Artificial intelligence creates better, faster MRI scans
You may someday be able to spend much less time in an imaging machine. Just let AI make the picture.
When a patient climbs into an MRI scanner, it peers inside their body to reveal the complex anatomy within, like the ligaments and tendons in a knee. But in January, before COVID struck, some patients who needed their knee scanned at NYU Langone Health started getting intentionally scanned twice. A scan for a typical human knee takes around 10 minutes, and these subjects—who had consented to taking part in a study—had their joint scanned at the normal speed, as well as about twice as fast (with the help of AI). After the coronavirus interruption, the work has since resumed using one scanner at the hospital.
That initiative is part of an ongoing effort at the medical center, in partnership with Facebook Artificial Intelligence Research, to see if running an MRI machine faster—and grabbing less data in the process—can produce images that are just as good those that arise the normal way. Reducing an approximately 10-minute knee scan to about 5 minutes, or shortening the scan time for other body areas, has obvious benefits: A patient could spend less time in a clanging tube (a procedure that demands they hold as still as possible) and hospitals could do more with the expensive, limited hardware they have.
To make this possible, radiologists and computer scientists need to employ artificial intelligence. If they were to run an MRI machine twice as fast as usual and then try to spin the data they collected into an image with the normal method, the result would be unusably bad. Enter AI: Using machine learning to analyze that comparably scant data and then create a picture produces something that is indeed usable, and in fact, looks to be of nicer quality to some radiologists’ eyes than the alternative.
The project reported good news last month. The researchers involved published the results of another study that aimed to determine if radiologists could tell the difference between typical MRI images and those that used AI, and if those scans were interchangeable diagnostically. Last year, Popular Science took a deep, exclusive dive into that process, shadowing a physician who took part in the experiment. The study’s results were published in the American Journal of Roentgenology last month.
What the study showed was encouraging. Dr. Michael Recht, the first author on the published study and the chair of the radiology department at NYU Langone Health, says that the images created by artificial intelligence (from a slimmer amount of data than is usually gathered) held up well compared to images made via the normal process. “There is no difference in how people read the scans, whether they’re reading the accelerated or the clinical [traditional] sequences,” Recht says. “They’re able to make the diagnosis equally well on either of the scans.”

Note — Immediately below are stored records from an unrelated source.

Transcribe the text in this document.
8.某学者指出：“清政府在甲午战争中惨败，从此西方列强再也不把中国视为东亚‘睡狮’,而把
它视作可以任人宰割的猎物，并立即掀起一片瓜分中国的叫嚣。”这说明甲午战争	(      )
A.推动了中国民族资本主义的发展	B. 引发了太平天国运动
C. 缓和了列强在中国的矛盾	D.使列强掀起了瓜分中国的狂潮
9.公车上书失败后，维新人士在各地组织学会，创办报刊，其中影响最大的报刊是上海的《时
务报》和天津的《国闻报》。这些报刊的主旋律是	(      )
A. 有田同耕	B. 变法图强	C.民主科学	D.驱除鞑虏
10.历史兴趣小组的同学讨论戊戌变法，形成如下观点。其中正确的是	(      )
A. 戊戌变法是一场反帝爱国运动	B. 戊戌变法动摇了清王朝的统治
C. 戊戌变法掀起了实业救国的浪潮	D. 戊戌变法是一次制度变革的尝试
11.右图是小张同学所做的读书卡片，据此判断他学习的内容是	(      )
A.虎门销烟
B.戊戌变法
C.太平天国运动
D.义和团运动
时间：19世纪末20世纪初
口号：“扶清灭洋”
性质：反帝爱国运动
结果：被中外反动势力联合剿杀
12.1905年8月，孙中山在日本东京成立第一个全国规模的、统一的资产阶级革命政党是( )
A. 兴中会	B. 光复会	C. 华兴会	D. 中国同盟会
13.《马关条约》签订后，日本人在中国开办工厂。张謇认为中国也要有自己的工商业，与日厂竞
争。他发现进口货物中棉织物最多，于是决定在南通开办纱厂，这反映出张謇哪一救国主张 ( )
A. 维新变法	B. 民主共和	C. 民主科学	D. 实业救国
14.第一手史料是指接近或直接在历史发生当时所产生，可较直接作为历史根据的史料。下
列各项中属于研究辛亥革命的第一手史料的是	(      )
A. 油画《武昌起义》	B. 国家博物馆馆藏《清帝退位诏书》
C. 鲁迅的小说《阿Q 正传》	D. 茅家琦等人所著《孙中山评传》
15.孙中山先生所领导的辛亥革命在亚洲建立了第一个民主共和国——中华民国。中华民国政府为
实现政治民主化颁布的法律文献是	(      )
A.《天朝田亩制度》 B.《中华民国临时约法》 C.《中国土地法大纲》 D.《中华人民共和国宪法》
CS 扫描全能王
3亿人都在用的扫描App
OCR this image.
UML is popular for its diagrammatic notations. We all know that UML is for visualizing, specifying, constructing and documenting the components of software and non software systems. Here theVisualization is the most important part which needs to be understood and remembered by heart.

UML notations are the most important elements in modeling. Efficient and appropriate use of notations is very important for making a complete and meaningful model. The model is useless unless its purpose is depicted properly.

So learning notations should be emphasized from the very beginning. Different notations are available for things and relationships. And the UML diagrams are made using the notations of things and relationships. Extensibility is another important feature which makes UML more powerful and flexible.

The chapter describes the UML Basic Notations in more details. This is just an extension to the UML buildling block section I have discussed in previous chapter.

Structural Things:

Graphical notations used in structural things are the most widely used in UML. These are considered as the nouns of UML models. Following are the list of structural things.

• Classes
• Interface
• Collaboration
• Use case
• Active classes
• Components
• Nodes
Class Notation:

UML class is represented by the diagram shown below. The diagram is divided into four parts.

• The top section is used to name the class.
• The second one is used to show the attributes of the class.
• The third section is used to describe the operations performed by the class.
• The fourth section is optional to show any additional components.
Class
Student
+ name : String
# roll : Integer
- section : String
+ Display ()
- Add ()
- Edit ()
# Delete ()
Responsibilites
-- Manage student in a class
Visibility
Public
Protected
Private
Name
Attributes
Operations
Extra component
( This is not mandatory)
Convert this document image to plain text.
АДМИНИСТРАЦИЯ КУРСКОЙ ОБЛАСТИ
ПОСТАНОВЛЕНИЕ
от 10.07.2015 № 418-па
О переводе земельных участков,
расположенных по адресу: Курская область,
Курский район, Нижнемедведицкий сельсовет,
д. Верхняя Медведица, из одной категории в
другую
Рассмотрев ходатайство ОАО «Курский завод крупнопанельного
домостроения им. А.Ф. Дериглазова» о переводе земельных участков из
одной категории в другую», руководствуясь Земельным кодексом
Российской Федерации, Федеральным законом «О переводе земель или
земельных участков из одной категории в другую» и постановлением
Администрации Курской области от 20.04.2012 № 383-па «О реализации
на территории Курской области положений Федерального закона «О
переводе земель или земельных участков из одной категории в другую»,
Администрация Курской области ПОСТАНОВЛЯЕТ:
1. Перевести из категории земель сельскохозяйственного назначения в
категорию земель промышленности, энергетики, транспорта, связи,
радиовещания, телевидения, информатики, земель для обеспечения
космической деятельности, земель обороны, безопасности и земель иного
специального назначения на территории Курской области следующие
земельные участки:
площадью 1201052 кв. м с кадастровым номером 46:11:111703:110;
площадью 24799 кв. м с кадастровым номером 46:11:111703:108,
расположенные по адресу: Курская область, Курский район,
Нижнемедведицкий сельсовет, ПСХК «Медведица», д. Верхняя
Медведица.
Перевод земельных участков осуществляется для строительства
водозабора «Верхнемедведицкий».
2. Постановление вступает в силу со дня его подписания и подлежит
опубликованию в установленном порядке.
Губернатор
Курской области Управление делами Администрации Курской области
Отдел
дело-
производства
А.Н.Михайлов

In fact, he says he would rely on an AI-generated image of a patient’s knee to arrive at a diagnosis—a conclusion that a surgeon may then use when deciding whether or not to operate. “The sequences really are interchangeable, and I’m very, very comfortable using those sequences to make a diagnosis,” he says. Of the six radiologists in the study, only one of them was able to discern whether the scans were made the normal way or with AI.
With this recently published study, patients were not actually scanned twice. Instead, the team took MRI scans of patients’ knees and simulated the process of what a faster imaging process would have created by stripping some of the raw data out, and then used AI to knit that data into a complete picture.
But the current work is indeed scanning patients twice, and Recht hopes to then use what they learn from patients who go on to have arthroscopic surgery on their knee as a “gold standard.” That way, they can look at the two different scans—one created the normal way, and the other created through a faster, five-minute AI scan—and then ideally compare them with what a surgeon ultimately sees on the table.
Eventually, the process could help MRI machines take the place of X-rays or CT scanners in some cases—meaning that someone who needs brain imaging, for example, from a CT scanner could instead skip the ionizing radiation that machine produces and opt instead for a speedy MRI.